Thanks to his 37 years helming The Late Late Show and his era-defining RTE Radio One show, the 85-year-old, who died last Monday, had amassed a legion of fans, many of whom lined the seaside route for his final show as he made his last journey into St Mary's Pro-Cathedral on Marlborough Street.
Behind the hearse came a cortege carrying his beloved wife Kathleen, daughters Crona and Suzy and grandchildren Cian, Sadhbh, Kate, Saoirse and Harry.
Dazzling sunshine greeted mourners who had queued up from early just to try and get a place in the sprawling cathedral, which holds 800 people but saw hundreds more lining the barriers to pay their final respects.
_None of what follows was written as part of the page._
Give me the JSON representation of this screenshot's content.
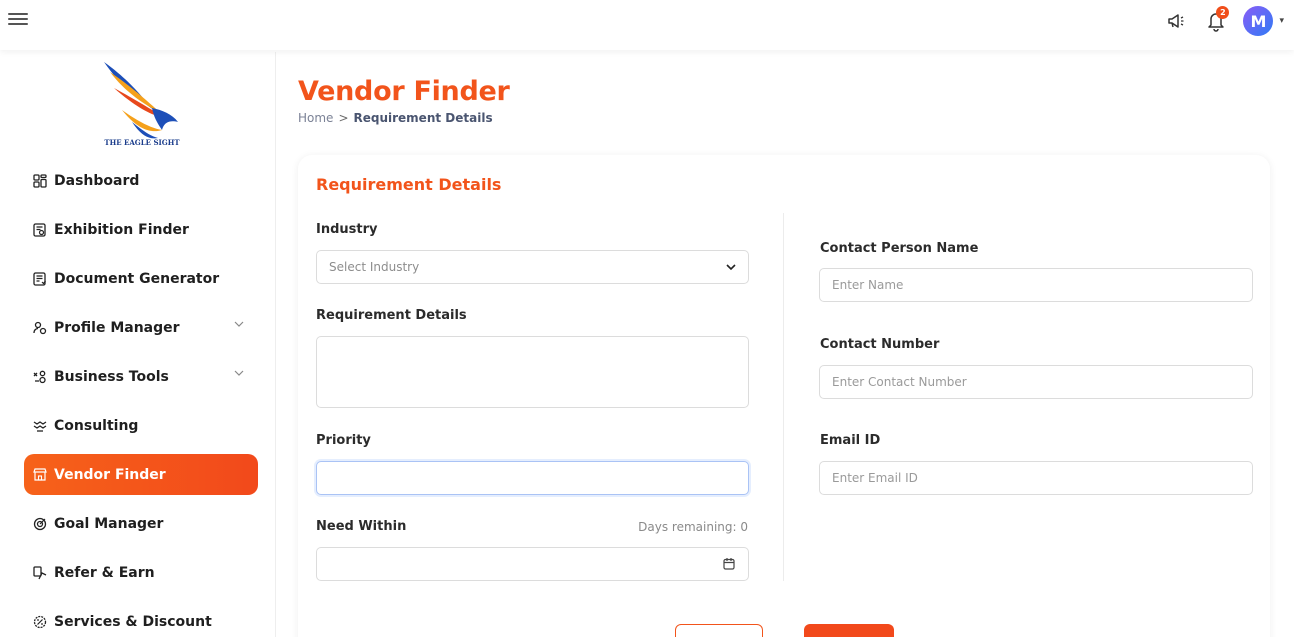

Dubliner Angela Fahy met Gay many years ago at the Calor Housewife of the Year competition and he left a lasting impression.
"He was a very pleasant guy, very amenable. You could tell he liked to chat to people," she said.
"I think some of our newer presenters could take lessons from him."
Geraldine Farrelly, from Shankill, said she used to watch him as a child and was "very fond of him", adding: "We used to sit by the fire watching him on telly."
Leading luminaries from the worlds of entertainment, sport and politics turned out in force to pay a final homage.
Taoiseach Leo Varadkar arrived shortly before President Michael D Higgins alongside former presidents Mary McAleese and Mary Robinson, and Fianna Fail leader Micheal Martin.
RTE director general Dee Forbes arrived with RTE presenters Ray D'Arcy, Miriam O'Callaghan and Dave Fanning alongside Claire Byrne, Nuala Carey, Sean O'Rourke, Ryan Tubridy, singer Andrea Corr and comedian Tommy Tiernan.
Tubridy said that the special Late Late which aired on Tuesday was like a "national wake" as archive footage of ground-breaking interviews helped people relive their favourite memories of Gay.
"It was about bringing Gay back into the room and reminding people of just how extraordinary he was," he told the Herald.
"His family said they wanted a joyful remembrance of their dad, their husband, a grandfather.
"I was talking to them yesterday and they're holding themselves with such dignity. They're very proud of their dad."
Spontaneous applause erupted as the hearse carrying Gay's remains arrived a little after noon, before the coffin was met by Fr Kieran McDermott.
Principal celebrant was Fr Leonard Moloney, while Archbishop Diarmuid Martin led prayers.
As was fitting for a man who eschewed the usual trappings of the showbiz lifestyle, it was a beautifully simple traditional religious ceremony.
His grandchildren read the prayers of the faithful before chair of the RTE board Moya Doherty and senator Marie-Louse O'Donnell read the readings with music from the Palestrina Choir.
Fr Moloney said that those who were close to him knew him as a "kind, generous and simple person".
He spoke about Gay's radio show and how he "devoted large segments of his two-hour show to reading extracts from the moving and often harrowing letters from women from all over Ireland" who had "sufferings and violations visited upon them" in order to let their voices be heard.
Former RTE director general Bob Collins gave the final eulogy before the service ended and the cortege carrying his coffin made its way to St Fintan's Cemetery for burial.